Directions North America 2026 made one thing clear: Microsoft is moving Dynamics 365 Business Central into a new phase. The product story is no longer only about ERP features, extensions, and implementation best practices. It is now about combining Business Central’s growing customer base, practical AI, agentic development, and stronger platform capabilities into a new model for partner-led growth.
Business Central’s momentum was a major backdrop to the keynote. Microsoft highlighted that Business Central has now passed 55,000 customers, and the event messaging reinforced the same business case many partners are already seeing: strong ROI, fast payback, and growing demand for modern, cloud-based ERP.

The biggest theme was the rise of agentic engineering. Microsoft showed a future where agents help across the development lifecycle: detecting signals, creating GitHub issues, triaging work, planning, generating code, reviewing, testing, documenting, and deploying through CI/CD. The message was not that AI removes people from the process. Instead, engineers, consultants, and product owners remain in the loop while agents reduce handoffs, preserve context, and accelerate delivery.
While M365 Copilot and Copilot Studio has received heavy criticism for using older models, staying behind competing solutions and being hard to apply in Partner-led sessions at the event, Microsoft has used the stage to show how the future will look. We found the Copilot Cowork announcement especially interesting – using Anthropic’s Claude Cowork behind the scenes, making Copilot a lot more valuable today.

That shift is supported by a growing set of tools. The MCP Server for Business Central is now generally available, opening the door for Business Central to connect with Copilot Studio and other MCP-compatible hosts. Microsoft also emphasized AL-Go for GitHub, Quality Management, BC Bench for evaluating coding agents, AI Evaluation Tool for testing prompt quality for accuracy.

For partners, this creates a new kind of opportunity. The keynote framed AI as a force multiplier for consultants as much as for developers. Analysis, research, light customization, proof-of-concepts, documentation, and support can all become faster and more accessible. In other words, AI does not just improve code generation; it changes how partners package expertise and deliver value.

Microsoft also showed a multi-agent vision for business processes. Instead of one generic assistant, specialized agents can work together around shared goals: stock monitoring, demand forecasting, vendor intelligence, procurement, finance approvals, and sales signals. This is where Business Central’s ERP context becomes powerful. Agents are not just answering questions; they are operating within governed business processes, permissions, thresholds, and workflows.
Alongside the AI story, there was plenty of practical Business Central product news. The 2026 wave 1 updates covered custom cloud migrations, document reporting, security and audit reporting, performance improvements, index management, analysis views as apps, and easier access to vNext sandbox testing. Functional enhancements included self-billing invoices, drop shipment improvements, withholding taxes, excise taxes, quality management, Dataverse field mapping, SharePoint and OneDrive document storage, approval workflows, planning without SKUs, purchase quotes for contacts, permission overviews, and fixed asset depreciation updates.

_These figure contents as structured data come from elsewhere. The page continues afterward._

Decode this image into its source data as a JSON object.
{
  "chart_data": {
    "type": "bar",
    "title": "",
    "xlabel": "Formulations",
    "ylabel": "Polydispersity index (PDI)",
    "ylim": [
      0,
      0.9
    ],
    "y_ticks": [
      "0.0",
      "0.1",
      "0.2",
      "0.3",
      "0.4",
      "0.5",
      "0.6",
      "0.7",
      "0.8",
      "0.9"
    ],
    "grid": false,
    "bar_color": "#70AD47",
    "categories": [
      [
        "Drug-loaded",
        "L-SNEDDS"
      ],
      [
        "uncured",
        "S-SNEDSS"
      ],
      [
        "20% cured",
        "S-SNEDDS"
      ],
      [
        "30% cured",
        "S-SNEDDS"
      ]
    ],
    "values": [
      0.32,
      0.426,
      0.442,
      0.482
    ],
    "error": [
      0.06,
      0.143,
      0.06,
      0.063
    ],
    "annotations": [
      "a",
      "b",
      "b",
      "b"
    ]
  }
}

The broader takeaway is that Business Central is evolving on two fronts at once. The product continues to deepen its ERP capabilities across finance, supply chain, compliance, reporting, and operations. At the same time, Microsoft is pushing partners toward a more AI-assisted, agentic, and measurable delivery model.
For Business Central partners, the message from Directions NA 2026 was clear: the next wave of differentiation will come from combining ERP expertise, AI readiness, disciplined engineering, and process ownership. Customers do not want isolated AI tools scattered across siloed systems. They want connected workflows, trusted data, and outcomes. Business Central partners are being handed the tools to deliver exactly that.